Im sorry you have to go through this and so sorry for your losses. I completely understand your feelings. They are totally normal given the situation. My older sister (she is 38, im 26) is TTC no 4 at the moment, and I just know any day now im going to get a call telling me she is pg. I know it sounds silly but I can just feel it coming. I also know it sounds selfish to say, but this was meant to be MY time. Im sure you probably feel that way a little bit too. I only had my d & c on Fri and cant tell you how much I hate the thought of hearing she is pg. Dont beat yourself up about the way you feel, its the way we all would feel.
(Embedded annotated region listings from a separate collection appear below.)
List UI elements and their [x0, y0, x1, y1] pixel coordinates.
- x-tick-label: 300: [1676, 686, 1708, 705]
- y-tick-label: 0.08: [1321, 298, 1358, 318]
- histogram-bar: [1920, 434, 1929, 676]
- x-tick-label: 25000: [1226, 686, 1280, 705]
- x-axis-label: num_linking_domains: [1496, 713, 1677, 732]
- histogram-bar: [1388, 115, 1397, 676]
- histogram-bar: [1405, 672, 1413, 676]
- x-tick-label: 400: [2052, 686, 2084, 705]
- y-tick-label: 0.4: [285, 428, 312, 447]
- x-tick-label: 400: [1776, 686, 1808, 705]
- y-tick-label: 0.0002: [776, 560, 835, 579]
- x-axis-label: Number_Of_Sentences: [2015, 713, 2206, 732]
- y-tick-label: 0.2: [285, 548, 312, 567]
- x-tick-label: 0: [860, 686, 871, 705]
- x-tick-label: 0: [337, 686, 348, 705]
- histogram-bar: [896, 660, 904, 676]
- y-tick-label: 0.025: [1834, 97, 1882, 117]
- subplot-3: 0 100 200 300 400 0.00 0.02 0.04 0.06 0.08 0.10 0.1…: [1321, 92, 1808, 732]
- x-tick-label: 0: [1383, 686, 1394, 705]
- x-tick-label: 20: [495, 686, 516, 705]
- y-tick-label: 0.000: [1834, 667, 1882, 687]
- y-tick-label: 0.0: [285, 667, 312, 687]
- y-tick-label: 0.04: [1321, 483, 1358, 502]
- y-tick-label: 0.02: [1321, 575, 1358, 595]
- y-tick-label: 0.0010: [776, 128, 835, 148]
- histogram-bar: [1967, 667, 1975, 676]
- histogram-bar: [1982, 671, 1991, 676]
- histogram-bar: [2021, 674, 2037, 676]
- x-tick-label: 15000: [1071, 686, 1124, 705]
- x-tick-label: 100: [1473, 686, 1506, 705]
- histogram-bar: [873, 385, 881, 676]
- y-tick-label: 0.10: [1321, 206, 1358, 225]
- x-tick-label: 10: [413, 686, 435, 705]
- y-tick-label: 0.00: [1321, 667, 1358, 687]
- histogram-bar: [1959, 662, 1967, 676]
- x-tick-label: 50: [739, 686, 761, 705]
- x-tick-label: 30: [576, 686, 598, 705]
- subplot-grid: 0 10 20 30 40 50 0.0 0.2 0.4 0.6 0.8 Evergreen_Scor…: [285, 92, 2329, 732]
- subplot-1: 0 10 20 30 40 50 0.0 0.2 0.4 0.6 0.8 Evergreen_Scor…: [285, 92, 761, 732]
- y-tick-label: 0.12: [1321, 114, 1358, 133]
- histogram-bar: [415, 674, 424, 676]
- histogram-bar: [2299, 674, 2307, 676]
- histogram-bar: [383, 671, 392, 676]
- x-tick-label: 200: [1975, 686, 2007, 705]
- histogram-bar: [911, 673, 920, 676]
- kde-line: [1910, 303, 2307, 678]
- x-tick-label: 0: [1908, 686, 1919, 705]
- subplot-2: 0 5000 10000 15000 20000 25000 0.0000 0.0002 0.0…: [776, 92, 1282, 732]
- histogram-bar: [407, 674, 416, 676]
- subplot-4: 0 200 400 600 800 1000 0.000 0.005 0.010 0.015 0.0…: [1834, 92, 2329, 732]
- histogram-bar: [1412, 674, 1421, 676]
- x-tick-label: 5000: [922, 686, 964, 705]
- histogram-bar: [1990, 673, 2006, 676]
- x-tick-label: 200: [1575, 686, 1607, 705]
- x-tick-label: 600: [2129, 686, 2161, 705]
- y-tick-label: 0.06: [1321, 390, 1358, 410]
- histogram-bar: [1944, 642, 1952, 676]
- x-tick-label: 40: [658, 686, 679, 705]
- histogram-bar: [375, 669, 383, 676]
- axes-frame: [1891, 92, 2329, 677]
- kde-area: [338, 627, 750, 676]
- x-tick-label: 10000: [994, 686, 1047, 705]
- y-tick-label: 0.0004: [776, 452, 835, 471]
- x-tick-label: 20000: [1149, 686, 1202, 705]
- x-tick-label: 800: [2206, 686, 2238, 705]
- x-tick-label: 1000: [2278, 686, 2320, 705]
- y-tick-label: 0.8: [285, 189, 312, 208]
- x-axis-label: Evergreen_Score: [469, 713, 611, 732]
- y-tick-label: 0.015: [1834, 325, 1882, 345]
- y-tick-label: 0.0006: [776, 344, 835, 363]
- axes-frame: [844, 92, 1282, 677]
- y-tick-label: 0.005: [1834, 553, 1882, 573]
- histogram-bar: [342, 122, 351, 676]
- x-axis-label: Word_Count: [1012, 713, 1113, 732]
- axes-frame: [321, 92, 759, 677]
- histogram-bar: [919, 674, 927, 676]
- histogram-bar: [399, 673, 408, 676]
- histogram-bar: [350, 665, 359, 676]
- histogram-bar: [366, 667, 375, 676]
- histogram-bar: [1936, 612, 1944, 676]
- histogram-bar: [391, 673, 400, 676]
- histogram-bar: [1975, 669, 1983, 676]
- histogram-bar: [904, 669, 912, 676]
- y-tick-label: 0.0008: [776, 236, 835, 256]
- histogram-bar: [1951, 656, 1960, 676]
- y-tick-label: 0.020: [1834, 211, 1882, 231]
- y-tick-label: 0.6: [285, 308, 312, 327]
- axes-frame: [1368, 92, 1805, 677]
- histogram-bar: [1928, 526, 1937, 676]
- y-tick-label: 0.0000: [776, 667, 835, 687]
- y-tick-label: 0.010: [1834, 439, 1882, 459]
I hope the next few weeks are easy on you, and also hope you get some answers or a BFP really soon.
I don't know if I could even be 30% happy in that situation. As you said, you heard early and that will give you time to get used to the situation. Everything that you have said that you are going through/feeling seems completely fitting for the point in time that you are in. I am sorry that your DH is having a hard time too. Men deal differently. My DH shut everyone out, including me, for nearly two months. He was smart enough to tell people to just leave him be. It takes time and eventually he will find his coping mechansism just as you will.
I am glad to hear that you had a good experience with the new ob even if she did dismiss all of your research. The best thing that you can do is education yourself. I wish you peace, strength, and serenity.
All of the other posters have said everything I could have thought of and more, but I just wanted to say I'm sorry you're having such a hard time right now and that your feelings are completely 100% understandable. I could barely even look at my SIL and her two kids after my loss. And I STILL feel that way sometimes, almost two years later.